İtalyan ANSA ajansının haberine göre, Napoli L'Orientale Üniversitesi'nde Rönesans üzerine çalışmalarıyla bilinen Prof. Carlo Vecce’nin, Floransa Devlet Arşivi'nde bulduğu orijinal bir belge Leonardo Da Vinci'nin annesi Caterina'nın hikayesinin yeniden yazılmasına yol açabilir.
Önce İstanbul oradan da Floransa
Söz konusu belge, Leonardo Da Vinci'nin annesi Caterina'nın köle olarak Kafkasya’da Çerkez bölgesinden önce İstanbul'a oradan da Floransa’ya geldiğini ve 2 Kasım 1452'de Leonardo Da Vinci'nin babası Piero Da Vinci tarafından yazılan bir noter tasdiki ile serbest kaldığını ortaya koydu.
Leonardo Da Vinci'nin annesinin hayatına dair keşfettiği bu bulgudan yola çıkarak Caterina'nın gülümsemesi kitabını bu hafta içinde yayınlayan Prof. Vecce, Caterina'nın Çerkez kökenli genç bir kız iken kaçırıldığını, önce İstanbul, oradan Venedik'e köle olarak satıldığını ve son olarak Floransa'da daha sonradan oğlu Leonardo Da Vinci'nin babası olacak Pietro Da Vinci ile karşılaştığını aktardı.
Vecce, çalışmalarına Caterina'nın bir süredir dillendirilen köle olduğu iddiasını çürütmek için başladığını ama bulduğu belgenin köle olduğu tezini doğrulayacak nitelikte olduğunu ifade etti.
Leonardo da Vinci kimdir?
Avrupa kültürünün altın çağı olan Rönesans döneminin (15. ve 16. yüzyıl) önde gelen isimlerinden Leonardo da Vinci İtalya'nın Floransa kenti yakınlarındaki Anchiano köyünde 15 Nisan 1452 tarihinde dünyaya geldi. Da Vinci, en çok ressam kimliğiyle tanınsa da aynı zamanda astronom, matematikçi, heykeltıraş, filozof, mimar, mühendis ve bilim insanı olarak yaptığı çalışmalarla biliniyor.

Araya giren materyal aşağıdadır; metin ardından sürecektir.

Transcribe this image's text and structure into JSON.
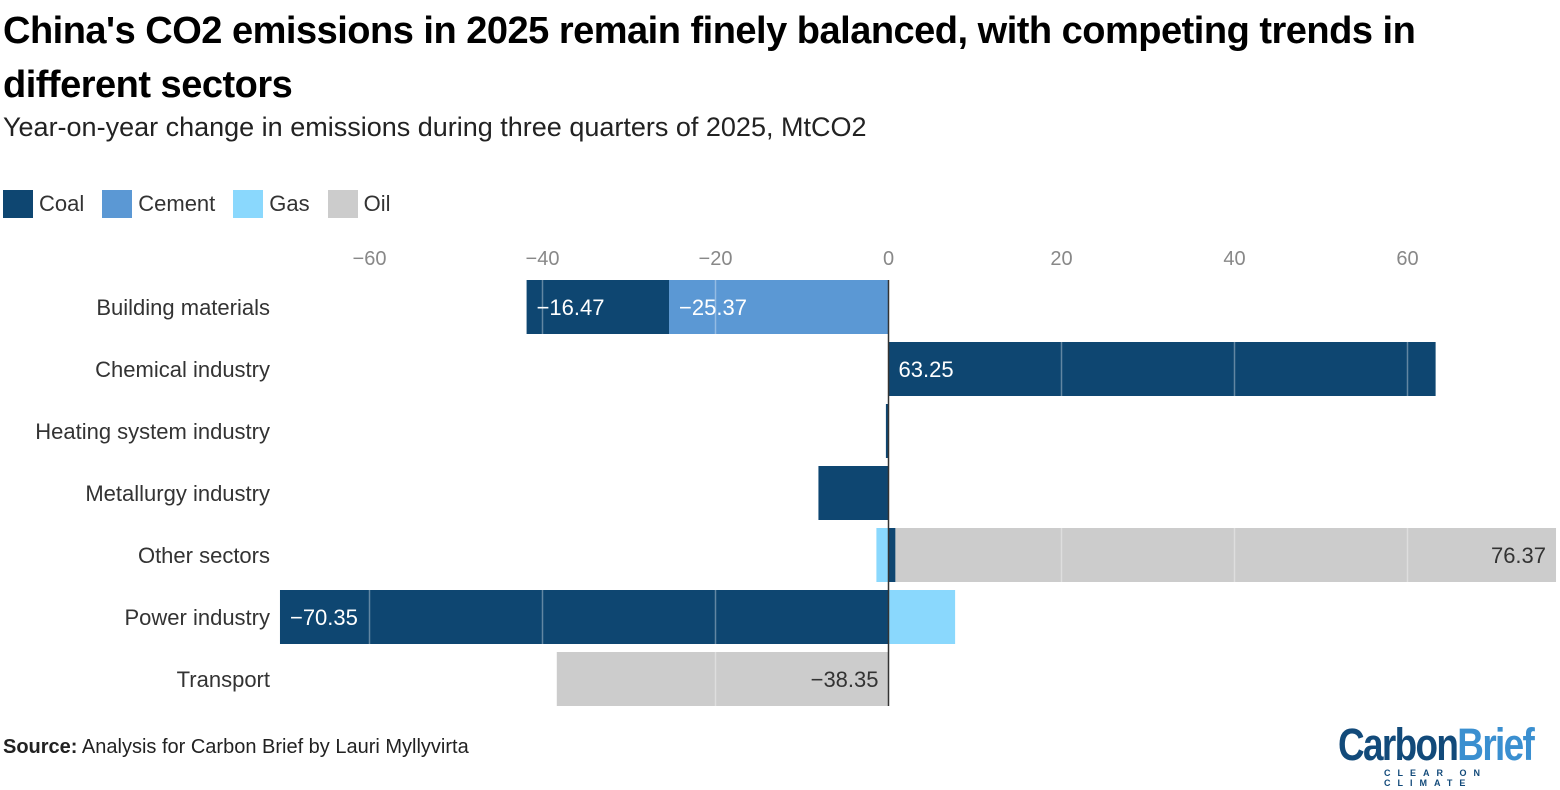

Kariyerinin neredeyse tamamını İtalya'da yapan Da Vinci, daha sonra bu ülkede kendisine gereken değerin verilmediğini düşünerek, dönemin Fransa Kralı 1. Fransuva'nın davetiyle 64 yaşında Amboise'ye taşınmış ve hayatının son yıllarını buradaki Clos Luce Kalesi'nde geçirmişti.
Da Vinci, Fransa'ya giderken kendisinin en çok sevdiği 3 eserini (Mona Lisa, Kayalıklar Bakiresi, Meryem ve Çocuk İsa Azize Anna ile) yanında götürürken, bu eserler bugün Paris'teki Louvre Müzesi'nde sergileniyor.
Da Vinci'nin en önemli eserleri
İtalyan ressamın "insanlık tarihinin en başarılı tablosu" olarak gösterilen en önemli eseri Mona Lisa olarak bilinir. Da Vinci, 1503 tarihinde "sfumato" tekniğiyle yaptığı 77x53 cm büyüklüğündeki tabloyu, yapım aşamasında hiç yanından ayırmayarak, gittiği her yere götürdü. Piramit ve geometrik şekillerin kullanılmasıyla oluşan tablodaki kadın yüzünün nasıl bir duygu ifadesi içerdiği halen tartışılıyor.

Milano Dükü Lodovico Sforza'nın talebi üzerine Da Vinci yaptığı "Son Akşam Yemeği" (1495-1498), Hz. İsa'nın çarmıha gerilmesinde önce yediği son akşam yemeğini anlatır. Milano'daki Santa Maria delle Grazie Kilisesi'nde bulunan boyutu 4,5x8,8 metre olan dünyaca ünlü fresk, İsa'nın havarileriyle birlikte yemek yiyip, şarap içerken tasvir edilmesi sebebiyle Hristiyan dünyasında uzun yıllardır tartışma konusu olagelmiştir.
Da Vinci'nin "Beşaret" adlı tablosu İncil'den esinlenerek yapılan bir tablo olup, Cebrail meleğinin Meryem Ana'nın karşısında diz çökerek bir haberi müjdelemesini içerir. Tablo Floransa'daki Uffizi Galerisi'nde sergilenmektedir.
Anatomi alanında da çalışmalar yapan ve insan kadavralarını inceleyen Da Vinci, "Vitruvius Adamı" adını verdiği çizimiyle insan vücudunun oranlarını ön plana çıkarmıştır. 1492'de yapıldığı tahmin edilen çıplak erkek figürü olan Vitruvius Adamı Venedik kentindeki Akademi Galerisi'nde sergileniyor.